Perhatian lelaki brunette itu terhenti pada tumpukan bantal di ranjang Hyukjae. Bantal – bantal itu tertata rapi. Namun bagian bawahnya sedikit melengkung keatas, seakan ada sesuatu yang mengganjalnya dari bawah. Tiba – tiba Donghae teringat pada suatu malam saat ia melihat Hyukjae memasukan sesuatu di balik tumpukan bantal itu saat ia baru saja masuk ke dalam kamar.

Donghae bangkit dari tidurnya dan menghampiri ranjang Hyukjae. Mengulurkan tangan ke bagian bawah tumpukan bantal. Sempat terkesiap saat merasakan ada sebuah benda di bawah tangannya, hingga ia memilih mengambil barang tersebut.

Itu buntalan kain hitam.

Donghae mengamati benda yang berada di tangannya itu dengan sebuah tanya besar di kepalanya. Untuk apa Hyukjae menyimpan ini di bawah bantalnya? Ia membolak balik sisi kain itu hingga menuju ujung kain yang terlipat. Ia membukanya perlahan dan menyadari jika itu sebuah kantong kain hitam besar yang di lipat sedemikian rupa hingga berbentuk buntalan persegi.

Membuka kantong itu dan meraih isi yang berada didalamnya. Ia bisa merasakan jika itu beberapa lembar kertas dari ujung jemarinya.

"Ini. . ."

Ucapannya tercekat di tenggorokan. Di tangannya kini terdapat beberapa lembar foto. Foto para gadis yang sangat di kenal Donghae. Rasa kaget bercampur bingung menyelubungi pikirannya. Foto teratas adalah foto BoA – senior yang pernah ia kagumi. Wajah gadis dalam foto itu di coret – coret dengan spidol merah. Bagian mata, pipi dan dahi. Tubuhnya mendadak kaku saat ia membalik ke foto selanjutnya.

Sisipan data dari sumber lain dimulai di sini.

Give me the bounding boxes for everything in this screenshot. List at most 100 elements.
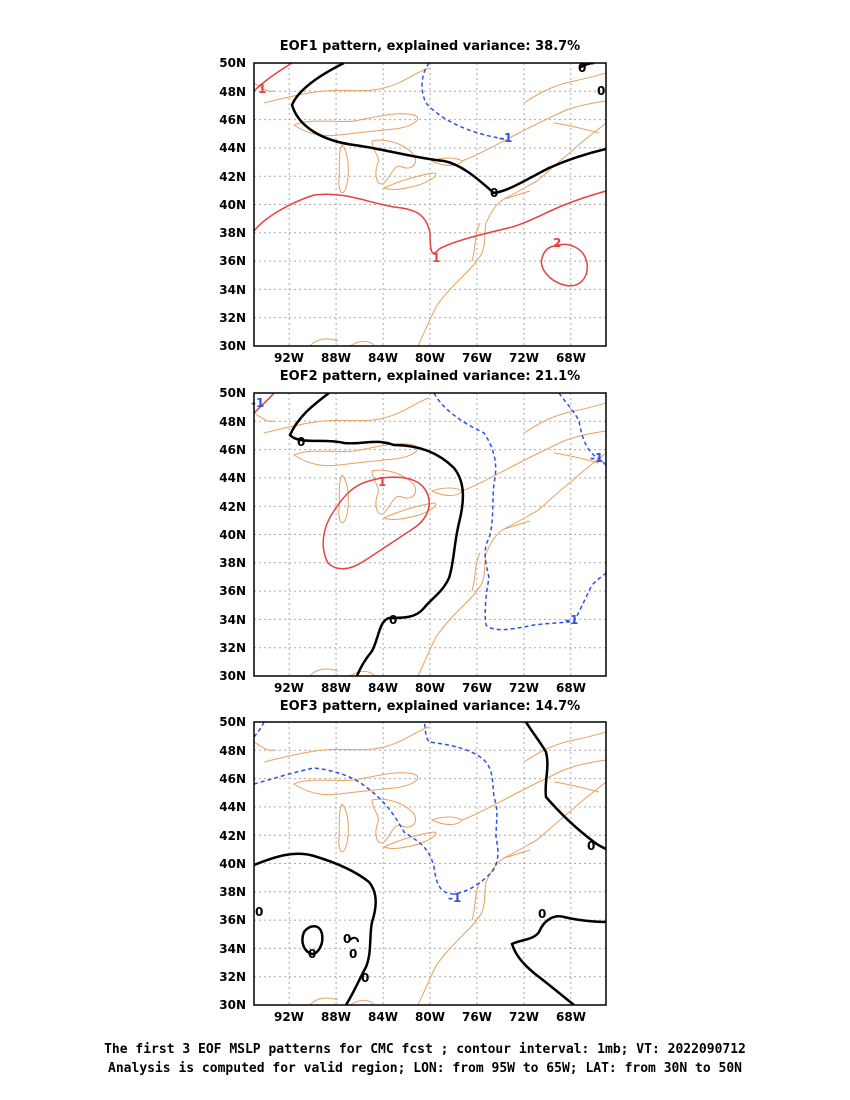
tick-label: 72W [509,1010,539,1024]
contour-zero [290,63,606,195]
tick-label: 92W [274,1010,304,1024]
contour-label: 0 [587,839,595,853]
panel-title: EOF3 pattern, explained variance: 14.7% [280,699,580,714]
contour-label: -1 [565,613,578,627]
tick-label: 30N [219,339,246,353]
contour-label: 1 [432,251,440,265]
tick-label: 68W [556,681,586,695]
contour-plus-one [254,190,606,254]
tick-label: 38N [219,226,246,240]
tick-label: 88W [321,681,351,695]
tick-label: 38N [219,885,246,899]
lat-axis: 50N 48N 46N 44N 42N 40N 38N 36N 34N 32N … [219,715,246,1012]
tick-label: 80W [415,681,445,695]
map-area [254,63,606,346]
contour-label: 0 [538,907,546,921]
tick-label: 68W [556,1010,586,1024]
tick-label: 46N [219,113,246,127]
contour-label: 1 [378,475,386,489]
tick-label: 50N [219,386,246,400]
tick-label: 72W [509,351,539,365]
contour-minus-one [433,393,606,631]
lon-axis: 92W 88W 84W 80W 76W 72W 68W [274,681,586,695]
tick-label: 48N [219,744,246,758]
tick-label: 38N [219,556,246,570]
tick-label: 84W [368,1010,398,1024]
tick-label: 34N [219,283,246,297]
tick-label: 40N [219,528,246,542]
tick-label: 48N [219,85,246,99]
lon-axis: 92W 88W 84W 80W 76W 72W 68W [274,1010,586,1024]
tick-label: 34N [219,613,246,627]
tick-label: 42N [219,500,246,514]
contour-label: -1 [448,891,461,905]
contour-plus-two [540,243,588,287]
tick-label: 76W [462,1010,492,1024]
tick-label: 44N [219,471,246,485]
panel-eof3: EOF3 pattern, explained variance: 14.7% … [219,699,607,1024]
contour-zero [254,852,377,1005]
contour-label: -1 [251,396,264,410]
tick-label: 36N [219,254,246,268]
map-area [254,393,606,676]
tick-label: 32N [219,311,246,325]
tick-label: 50N [219,56,246,70]
tick-label: 42N [219,170,246,184]
panel-eof2: EOF2 pattern, explained variance: 21.1% … [219,369,607,695]
tick-label: 32N [219,970,246,984]
contour-label: 0 [361,971,369,985]
tick-label: 44N [219,800,246,814]
contour-label: 0 [597,84,605,98]
contour-minus-one [421,63,505,140]
tick-label: 36N [219,913,246,927]
tick-label: 76W [462,351,492,365]
panel-title: EOF2 pattern, explained variance: 21.1% [280,369,580,384]
tick-label: 84W [368,351,398,365]
contour-label: -1 [499,131,512,145]
tick-label: 32N [219,641,246,655]
map-frame [253,721,607,1006]
map-frame [253,392,607,677]
contour-label: 0 [578,61,586,75]
contour-label: 1 [258,82,266,96]
tick-label: 36N [219,584,246,598]
tick-label: 46N [219,443,246,457]
contour-label: 0 [349,947,357,961]
tick-label: 80W [415,1010,445,1024]
contour-label: 0 [389,613,397,627]
tick-label: 80W [415,351,445,365]
map-area [254,722,606,1005]
tick-label: 48N [219,415,246,429]
tick-label: 50N [219,715,246,729]
tick-label: 92W [274,351,304,365]
tick-label: 88W [321,351,351,365]
contour-label: 0 [308,947,316,961]
tick-label: 88W [321,1010,351,1024]
tick-label: 42N [219,829,246,843]
tick-label: 30N [219,998,246,1012]
contour-label: 0 [255,905,263,919]
lon-axis: 92W 88W 84W 80W 76W 72W 68W [274,351,586,365]
tick-label: 44N [219,141,246,155]
panel-eof1: EOF1 pattern, explained variance: 38.7% … [219,39,607,365]
contour-label: 2 [553,236,561,250]
tick-label: 76W [462,681,492,695]
contour-plus-one [322,476,430,570]
tick-label: 46N [219,772,246,786]
tick-label: 72W [509,681,539,695]
contour-label: 0 [343,932,351,946]
contour-label: -1 [590,451,603,465]
contour-label: 0 [297,435,305,449]
tick-label: 68W [556,351,586,365]
caption-line-2: Analysis is computed for valid region; L… [108,1061,742,1076]
lat-axis: 50N 48N 46N 44N 42N 40N 38N 36N 34N 32N … [219,56,246,353]
map-frame [253,62,607,347]
tick-label: 30N [219,669,246,683]
tick-label: 84W [368,681,398,695]
contour-minus-one [254,722,499,895]
lat-axis: 50N 48N 46N 44N 42N 40N 38N 36N 34N 32N … [219,386,246,683]
tick-label: 40N [219,198,246,212]
tick-label: 34N [219,942,246,956]
caption-line-1: The first 3 EOF MSLP patterns for CMC fc… [104,1042,746,1057]
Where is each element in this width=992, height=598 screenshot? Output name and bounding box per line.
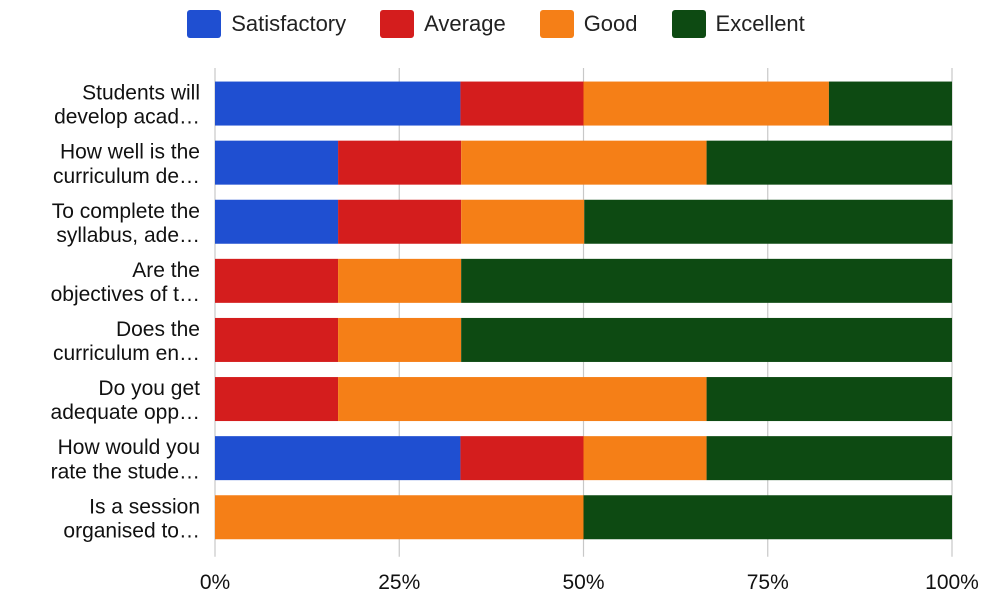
bar-excellent — [584, 199, 953, 244]
category-label-line: How well is the — [60, 141, 200, 164]
bar-good — [461, 140, 707, 185]
category-label-line: Is a session — [89, 495, 200, 518]
bar-average — [215, 377, 339, 422]
bar-excellent — [706, 377, 952, 422]
category-label-line: curriculum de… — [53, 165, 200, 188]
bar-excellent — [583, 495, 952, 540]
category-label: Do you get adequate opp… — [51, 377, 201, 424]
category-label-line: organised to… — [63, 519, 200, 542]
category-label: How well is the curriculum de… — [53, 141, 200, 188]
category-label-line: Does the — [116, 318, 200, 341]
category-label: How would you rate the stude… — [51, 436, 200, 483]
category-label-line: Do you get — [98, 377, 200, 400]
bar-average — [338, 199, 462, 244]
bar-excellent — [706, 140, 952, 185]
legend-swatch-average — [380, 10, 415, 38]
category-label: Is a session organised to… — [63, 495, 200, 542]
category-label: Are the objectives of t… — [51, 259, 200, 306]
category-label: Does the curriculum en… — [53, 318, 200, 365]
category-label-line: curriculum en… — [53, 342, 200, 365]
bar-good — [338, 317, 462, 362]
category-label-line: adequate opp… — [51, 401, 200, 424]
bar-average — [215, 258, 339, 303]
category-label: Students will develop acad… — [54, 82, 200, 129]
legend-swatch-satisfactory — [187, 10, 222, 38]
legend-swatch-excellent — [671, 10, 706, 38]
bar-satisfactory — [215, 140, 339, 185]
x-tick-label: 25% — [378, 571, 420, 594]
category-label-line: objectives of t… — [51, 283, 200, 306]
category-label-line: To complete the — [52, 200, 200, 223]
legend-label: Excellent — [715, 11, 805, 36]
chart-legend: Satisfactory Average Good Excellent — [0, 4, 992, 44]
category-label-line: Students will — [82, 82, 200, 105]
bar-good — [338, 377, 707, 422]
legend-item-average[interactable]: Average — [380, 10, 506, 38]
bar-satisfactory — [215, 81, 461, 126]
legend-label: Satisfactory — [231, 11, 347, 36]
bar-excellent — [828, 81, 952, 126]
legend-swatch-good — [539, 10, 574, 38]
x-tick-label: 75% — [747, 571, 789, 594]
bar-satisfactory — [215, 436, 461, 481]
legend-item-satisfactory[interactable]: Satisfactory — [187, 10, 346, 38]
category-label-line: syllabus, ade… — [56, 224, 200, 247]
category-label-line: rate the stude… — [51, 460, 200, 483]
bar-good — [338, 258, 462, 303]
x-tick-label: 50% — [562, 571, 604, 594]
x-tick-label: 100% — [925, 571, 979, 594]
x-tick-label: 0% — [200, 571, 230, 594]
category-label-line: develop acad… — [54, 106, 200, 129]
bar-good — [461, 199, 585, 244]
bar-average — [338, 140, 462, 185]
legend-item-good[interactable]: Good — [539, 10, 638, 38]
bar-good — [215, 495, 584, 540]
category-label: To complete the syllabus, ade… — [52, 200, 200, 247]
bar-good — [583, 81, 829, 126]
bar-excellent — [461, 258, 952, 303]
bar-excellent — [706, 436, 952, 481]
legend-item-excellent[interactable]: Excellent — [671, 10, 805, 38]
legend-label: Good — [583, 11, 638, 36]
bar-average — [215, 317, 339, 362]
bar-good — [583, 436, 707, 481]
bar-excellent — [461, 317, 952, 362]
bar-average — [460, 81, 584, 126]
bar-average — [460, 436, 584, 481]
category-label-line: How would you — [58, 436, 200, 459]
bar-satisfactory — [215, 199, 339, 244]
category-label-line: Are the — [132, 259, 200, 282]
legend-label: Average — [424, 11, 506, 36]
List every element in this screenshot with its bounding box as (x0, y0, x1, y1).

"Y-yoona," ucap Donghae lirih.

Yoona – sang kekasih yang telah lama hilang – membuat Donghae semakin bingung dan berkubang kalut. Dalam foto itu Yoona tampak berdiri dengan hotpant diatas lutut dan memakai balero. Sama dengan foto sebelumnya, foto Yoona juga terdapat coretan spidol merah. Namun kali ini di siku, lutut, leher dan pinggangnya. Pikiran Donghae semakin berkecamuk tak berarah. Dan saat ia membalik foto ketiga, Donghae merasakan kosong dalam pikirannya.

"Sicca,"

Itu foto Jessica yang tengah berpose riang. Namun sekali lagi, terdapat coretan merah pada bagian leher gadis yang baru di temukan tewas pagi tadi. Donghae tak tahu seperti apa ia harus bereaksi. Ia membalik bagian belakang foto itu dan menemukan sebuah deret tanggal.

17 September.

"Tunggu dulu,"

Bukankah itu kemarin, sehari sebelum Sicca di temukan tewas?

Ia mengambil foto Yoona dan membalik ke bagian belakangnya.

21 Mei.

"I-itu hari dimana Yoona menghilang,"

Nafas Donghae tiba – tiba memburu. Tak ada yang tahu tepatnya tanggal saat Yoona menghilang. Hanya ia dan orang tua Yoona serta pihak berwajib yang tahu. Karena memang kasus itu sangat di rahasiakan mengingat posisi ayah Yoona yang tak lain adalah seorang pejabat. Prasangka buruk yang sesaat lalu berusaha ia hilangkan, kembali berkeliaran dalam otaknya. Dan saat ia membalik bagian belakang foto BoA, ia tak tahu harus berkata seperti apa.

"19 November tahun lalu," Donghae menatap tak percaya tulisan dua bait kata Kill Her di bawah tanggal di balik foto itu, "-hari dimana BoA noona terjatuh dari atap gedung,"

"Apa yang kau lakukan?"

Donghae terkesiap dan mengalihkan pandangannya pada Hyukjae yang baru saja masuk ke dalam ruang kamar. Obsidian Donghae terasa panas dan memerah. Ia butuh penjelasan. Ya, penjelasan tentang semua foto yang baru saja ia lihat.

Braakk

Donghae mendorong Hyukjae hingga punggung lelaki itu menghantam dinding kamar. Mencengkeram kuat kerah kemeja milik lelaki kurus itu dengan nafas memburu.

"Apa maksud dari itu semua?" bentak Donghae.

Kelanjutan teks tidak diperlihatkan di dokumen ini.